Reichenberg – Wirtschaftsmetropole des Sudetenlandes

Der Grundstein für die spätere Wirtschaftsmetropole Nordböhmens und des Sudetenlandes wurde im 16. Jahrhundert gelegt, als in Reichenberg mit der Herstellung von Tuchen begonnen wurde. Die ersten Tuchmacher kamen 1578 in die Stadt, deren Gewerbe während des 30jährigen Krieges einen großen Aufschwung erlebte, da Wallenstein, zu dessen Herrschaftsgebiet Reichenberg gehörte, die Uniformen für seine Truppen dort anfertigen ließ. Im Zuge der Gegenreformation wanderten jedoch viele Tuchmacher aus, was zu einem vorübergehenden Niedergang der heimischen Tuchindustrie führte. Ein erneuter Aufschwung erfolgte im 18. Jahrhundert, nicht zuletzt deshalb, weil mit dem Bau von Textilfabriken die Produktion verbessert und vervielfacht werden konnte. Die erste Textilfabrik in Reichenberg wurde 1797 durch Johann Georg Berger erbaut. Trotz größten Widerstandes der Tuchmacherzunft gelang es ihm, sich mit seinem Unternehmen zu behaupten. Sein Beispiel fand viele Nachahmer, denn die Zünfte waren mit ihren hemmenden Vorschriften für eine Weiterentwicklung zu einer Zwangsjacke geworden und viele ihrer fortschrittlichen Mitglieder, schon längst dem wohlhabenden Bürgerstande angehörig, lösten sich selbst aus ihren Fesseln und gründeten eigene Betriebe, wurden Fabrikanten und Fabriksbesitzer – ein neuer Stand in der bürgerlichen Gesellschaft. 1882 gab es in der Stadt 1.174 Tuchmachermeister, wovon 614 selbständige Unternehmer waren. In diesem Zeitabschnitt erwarb sich Reichenberg auch den Ruf, das „Manchester Österreich – Ungarns” zu sein, ein Zeichen dafür, dass es die Qualität seiner Tuche durchaus mit den Erzeugnissen der damals dominierenden englischen Textilindustrie aufnehmen konnte. Die Wirtschaftskraft der Stadt lässt sich auch an der Steuerlast ablesen, die sie in ihrer Blütezeit aufzubringen hatte: so zahlte Reichenberg mehr Steuern als das damals noch existierende Königreich Dalmatien!

1906 richtete Reichenberg die Deutsch-böhmische Ausstellung aus und bot damit der deutsch-böhmischen Wirtschaft ein beeindruckendes Schaufenster.
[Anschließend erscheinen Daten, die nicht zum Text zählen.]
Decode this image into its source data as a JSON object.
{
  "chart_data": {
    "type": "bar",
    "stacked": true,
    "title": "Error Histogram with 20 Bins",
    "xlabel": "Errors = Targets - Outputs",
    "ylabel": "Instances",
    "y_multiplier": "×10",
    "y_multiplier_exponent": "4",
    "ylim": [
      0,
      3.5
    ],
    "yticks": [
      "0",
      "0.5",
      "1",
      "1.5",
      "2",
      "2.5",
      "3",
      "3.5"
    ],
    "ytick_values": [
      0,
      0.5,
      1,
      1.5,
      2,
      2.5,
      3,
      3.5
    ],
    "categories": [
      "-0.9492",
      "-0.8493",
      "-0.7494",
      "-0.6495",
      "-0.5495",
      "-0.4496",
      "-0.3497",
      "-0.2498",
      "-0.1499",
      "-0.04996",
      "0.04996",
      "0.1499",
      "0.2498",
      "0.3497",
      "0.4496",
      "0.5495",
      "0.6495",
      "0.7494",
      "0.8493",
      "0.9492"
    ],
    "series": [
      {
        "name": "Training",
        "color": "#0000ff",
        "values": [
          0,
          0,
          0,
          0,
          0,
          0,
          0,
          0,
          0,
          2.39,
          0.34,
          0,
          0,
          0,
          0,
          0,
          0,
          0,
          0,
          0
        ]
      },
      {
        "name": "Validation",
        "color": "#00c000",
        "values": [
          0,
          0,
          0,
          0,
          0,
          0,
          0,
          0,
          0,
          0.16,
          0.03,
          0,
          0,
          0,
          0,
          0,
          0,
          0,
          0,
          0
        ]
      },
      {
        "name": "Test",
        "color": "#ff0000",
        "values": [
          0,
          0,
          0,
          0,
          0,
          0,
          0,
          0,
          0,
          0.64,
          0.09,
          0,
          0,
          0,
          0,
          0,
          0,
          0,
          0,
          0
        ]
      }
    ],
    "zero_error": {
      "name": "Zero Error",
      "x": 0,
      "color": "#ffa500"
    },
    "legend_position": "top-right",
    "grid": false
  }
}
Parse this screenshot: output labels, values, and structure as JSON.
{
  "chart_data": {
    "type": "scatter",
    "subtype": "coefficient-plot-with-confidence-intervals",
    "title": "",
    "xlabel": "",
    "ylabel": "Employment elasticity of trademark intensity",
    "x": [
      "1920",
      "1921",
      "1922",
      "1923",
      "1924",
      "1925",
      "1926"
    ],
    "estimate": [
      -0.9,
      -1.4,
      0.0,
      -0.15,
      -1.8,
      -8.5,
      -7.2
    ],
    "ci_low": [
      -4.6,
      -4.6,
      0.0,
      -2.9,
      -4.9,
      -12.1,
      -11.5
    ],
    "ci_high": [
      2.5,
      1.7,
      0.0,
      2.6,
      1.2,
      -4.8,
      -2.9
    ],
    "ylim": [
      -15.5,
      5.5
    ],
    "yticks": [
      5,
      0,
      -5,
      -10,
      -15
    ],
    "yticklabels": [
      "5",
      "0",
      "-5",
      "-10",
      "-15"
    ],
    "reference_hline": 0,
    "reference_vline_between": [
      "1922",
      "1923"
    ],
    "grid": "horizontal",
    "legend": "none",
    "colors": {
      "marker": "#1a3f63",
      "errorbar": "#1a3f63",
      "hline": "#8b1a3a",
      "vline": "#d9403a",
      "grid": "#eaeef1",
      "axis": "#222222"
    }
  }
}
An den Folgen des Ersten Weltkrieges hatte insbesondere auch die Wirtschaft zu leiden, da mit dem Ende der Donaumonarchie viele Absatzmärkte weggebrochen waren. Die ab 1929 einsetzende Wirtschaftskrise traf Reichenberg besonders hart; die Zahl der Textilunternehmen nahm um die Hälfte ab. Trotzdem blieb Reichenberg der wichtigste Industriestandort Deutschböhmens und des späteren Sudetenlandes. Als solcher veranstaltete die Stadt seit 1920 jährlich die Reichenberger Mustermesse. Trotz der Einbußen durch die Weltwirtschaftskrise war die Textilindustrie der bedeutendste Wirtschaftsfaktor geblieben; hier waren viele Menschen beschäftigt, so hatten die Schafwollwarenfabriken Johann Liebieg 5.000, Franz Liebieg 2.000 und C. Neumann 1.000 Beschäftigte. Die Johann Liebieg & Co. A.G. bildete einen eigenen Stadtteil. Ebenfalls bedeutend waren die Metall-, Möbel- und Lederindustrie, die Druckindustrie, die Holzbearbeitung, die Nahrungsmittelindustrie (ca. 60 Unternehmen), Zementwarenerzeugung und Glaswaren. Dazu kamen große Banken und andere Kreditinstitute. Städtische Betriebe waren: Gas- und Elektrizitätswerk, Wasserwerk, Straßenbahn, Sparkasse und Theater, außerdem Behörden und wichtige Anstalten für Handel und Gewerbe. Die Direktion der Staatswälder und – güter hatte ebenfalls in Reichenberg ihren Sitz.